Futurs dons gamètes : Plus d'anonymat
Vendredi 12 avril 2019, l’Assemblée parlementaire du Conseil de l’Europe a adopté une recommandation demandant à tous les États européens de ne plus anonymiser les futurs dons de gamètes afin de permettre à tous les enfants conçus par procréation médicalement assistée (PMA) de connaître leurs parents. Cette recommandation n’incite pas à lever l’anonymat rétroactivement dans les pays où il fut ou est encore pratiqué.
Quelques 45 membres de l’Assemblée du Conseil de l’Europe ont adopté à une très large majorité le projet de recommandation de la sénatrice belge, Petra De Sutter, intitulé : « Don anonyme de sperme et d’ovocytes : trouver un équilibre entre les droits des parents, des donneurs et des enfants » (Doc. 14835).
En recommandant de « renoncer à l’anonymat pour tous les dons futurs de gamètes dans les États membres du Conseil de l’Europe et interdire l’utilisation de spermatozoïdes et d’ovocytes donnés anonymement », l’Assemblée rappelle la réalité avant tout biologique de la filiation. L’adoption de cette recommandation est donc une victoire pour la vérité génétique et une affirmation claire de son importance pour tout être humain.
L’objectif de cette recommandation est de promouvoir le droit des enfants de connaître leurs origines. Ce droit demeure cependant mis en balance par le Rapporteur avec « les autres intérêts en jeu » : ceux du ou des donneurs qui souhaiteraient rester anonymes, ceux du ou des parents légaux qui veulent protéger leur filiation avec l’enfant et même ceux des cliniques. Les intérêts pécuniaires de celles-ci ne sont pas oubliés par le Rapporteur qui précise bien dans son rapport que « les cliniques et les prestataires de services ont intérêt à pouvoir proposer une offre complète de services de PMA ».

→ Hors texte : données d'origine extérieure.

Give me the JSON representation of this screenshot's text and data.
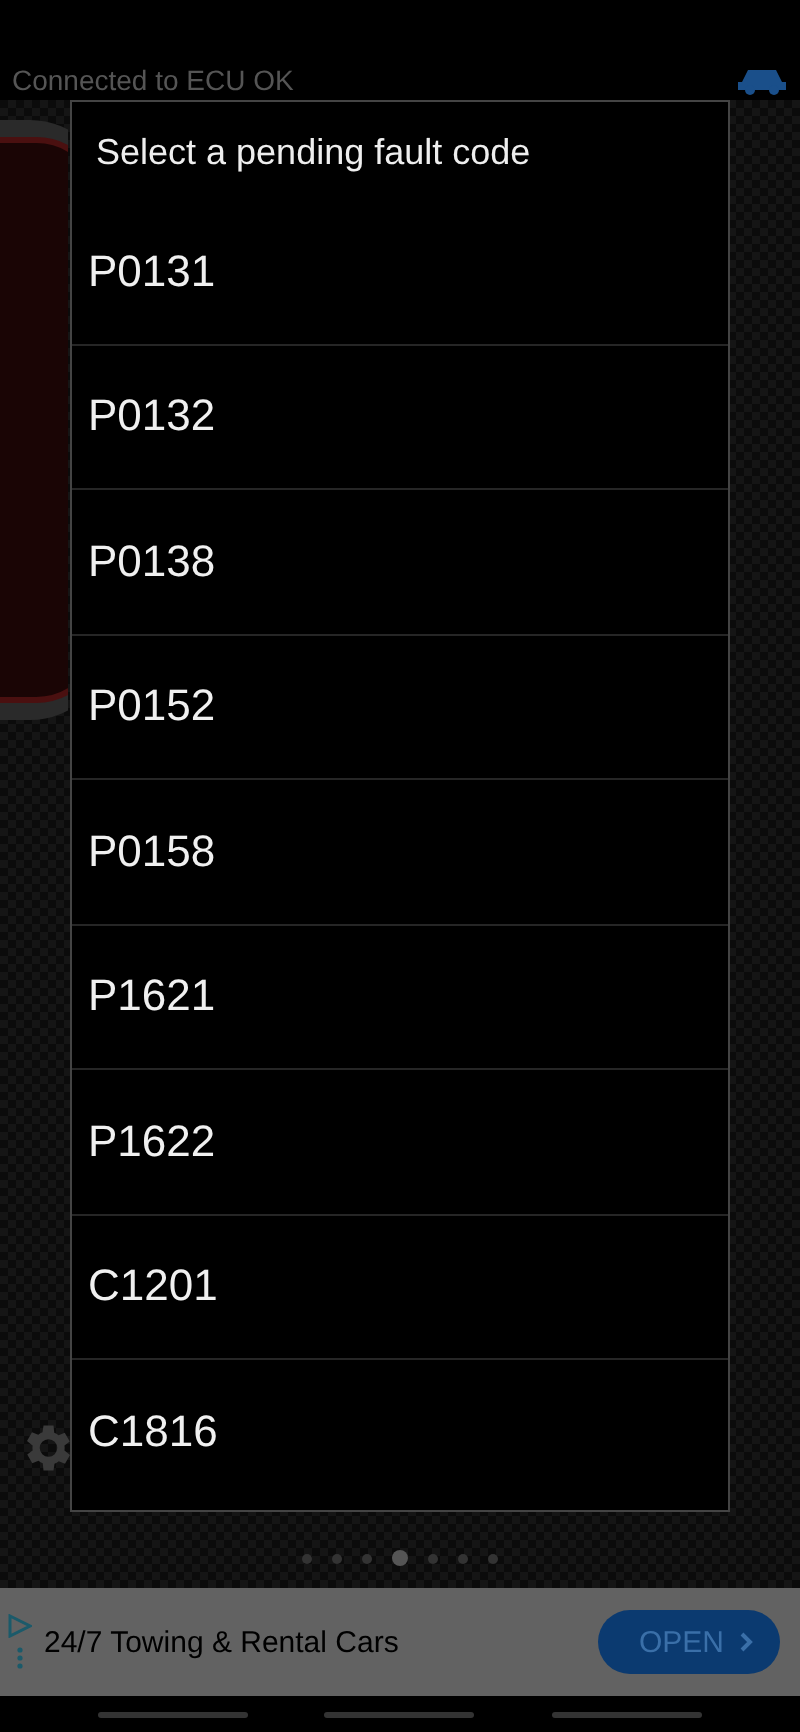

La recommandation prend en fait acte de la grande diversité des législations européennes en matière de PMA et de la jurisprudence constructive de la Cour européenne des droits de l’homme. Cette dernière, dans son jugement de 2003, Odièvre contre France, a déduit de l’article 8 de la Convention européenne des droits de l’homme le droit de connaître les origines et les circonstances de sa naissance.
En abandonnant ce modèle classique de l’anonymat, qui prévaut encore en France, l’Assemblée du Conseil de l’Europe reconnaît implicitement qu’un don de sperme ou d’ovule n’est pas un acte anodin, mais un acte fondateur dans la vie d’un être humain. L’ADN contenu dans les gamètes aura une influence majeure sur le développement d’une personne. L’ADN définit de manière déterminante notre être physique et psychique. La souffrance que subissent les personnes qui ne savent pas qui est leur père ou leur mère est réelle et témoigne de l’importance de la filiation biologique et génétique d’un être humain.

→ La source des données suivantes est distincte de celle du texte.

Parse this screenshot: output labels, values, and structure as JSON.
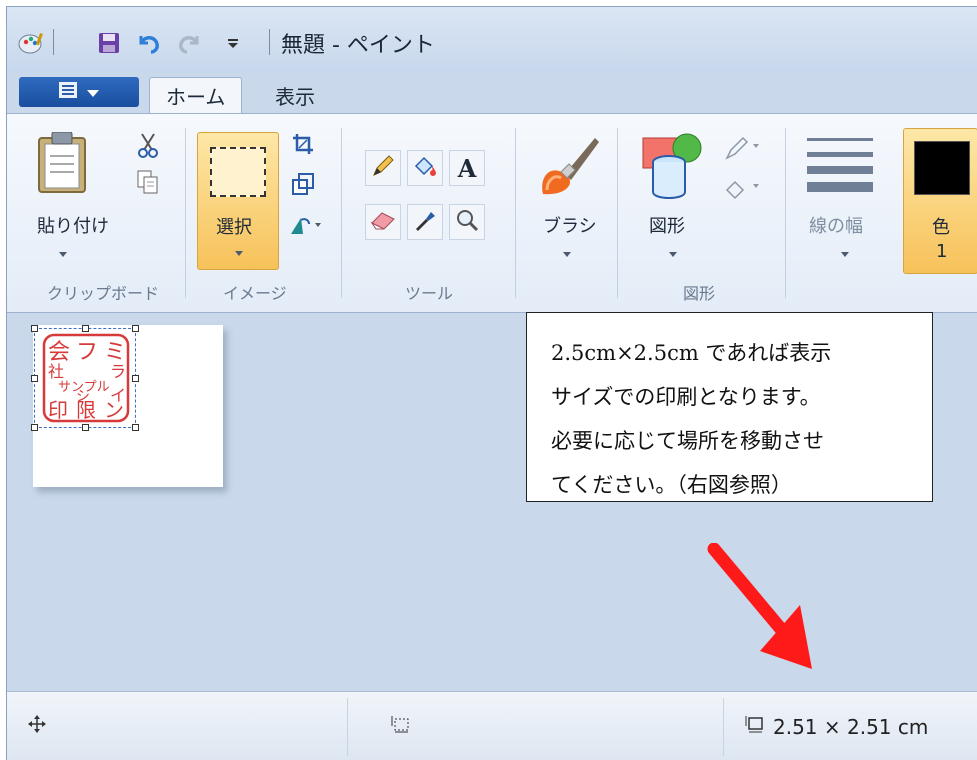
{
  "window": {
    "title": "無題 - ペイント"
  },
  "tabs": [
    {
      "label": "ホーム",
      "active": true
    },
    {
      "label": "表示",
      "active": false
    }
  ],
  "ribbon": {
    "clipboard": {
      "paste_label": "貼り付け",
      "group_label": "クリップボード"
    },
    "image": {
      "select_label": "選択",
      "group_label": "イメージ"
    },
    "tools": {
      "group_label": "ツール",
      "text_tool": "A"
    },
    "brush": {
      "label": "ブラシ"
    },
    "shapes": {
      "label": "図形",
      "group_label": "図形"
    },
    "size": {
      "label": "線の幅"
    },
    "color": {
      "label": "色",
      "index": "1",
      "swatch": "#000000"
    }
  },
  "stamp": {
    "col1": "会",
    "col1b": "社",
    "col1c": "印",
    "col2": "フ",
    "col2b": "シ",
    "col2c": "限",
    "col3": "ミ",
    "col3b": "ラ",
    "col3c": "イ",
    "col3d": "ン",
    "sample": "サンプル",
    "color": "#d63a3a"
  },
  "callout": {
    "lines": [
      "2.5cm×2.5cm であれば表示",
      "サイズでの印刷となります。",
      "必要に応じて場所を移動させ",
      "てください。（右図参照）"
    ]
  },
  "statusbar": {
    "image_size": "2.51 × 2.51 cm"
  },
  "colors": {
    "accent": "#f7c25a",
    "arrow": "#ff1a1a"
  }
}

Les députés ont d’ailleurs adopté un amendement pour mentionner la Convention relative aux droits de l’enfant qui stipule, en son article 7, paragraphe 1 que : « L’enfant est enregistré aussitôt sa naissance et a dès celle-ci le droit à un nom, le droit d’acquérir une nationalité et, dans la mesure du possible, le droit de connaître ses parents et d’être élevé par eux. »
Toutefois, l’Assemblée ne tire pas toutes les conséquences de ce changement d’approche. D’une part cette recommandation ne vise que les futurs dons de gamètes. Elle n’apporte donc pas d’appui aux milliers de demandes de personnes déjà nées de dons anonymes et qui veulent avoir accès à la connaissance de leurs origines.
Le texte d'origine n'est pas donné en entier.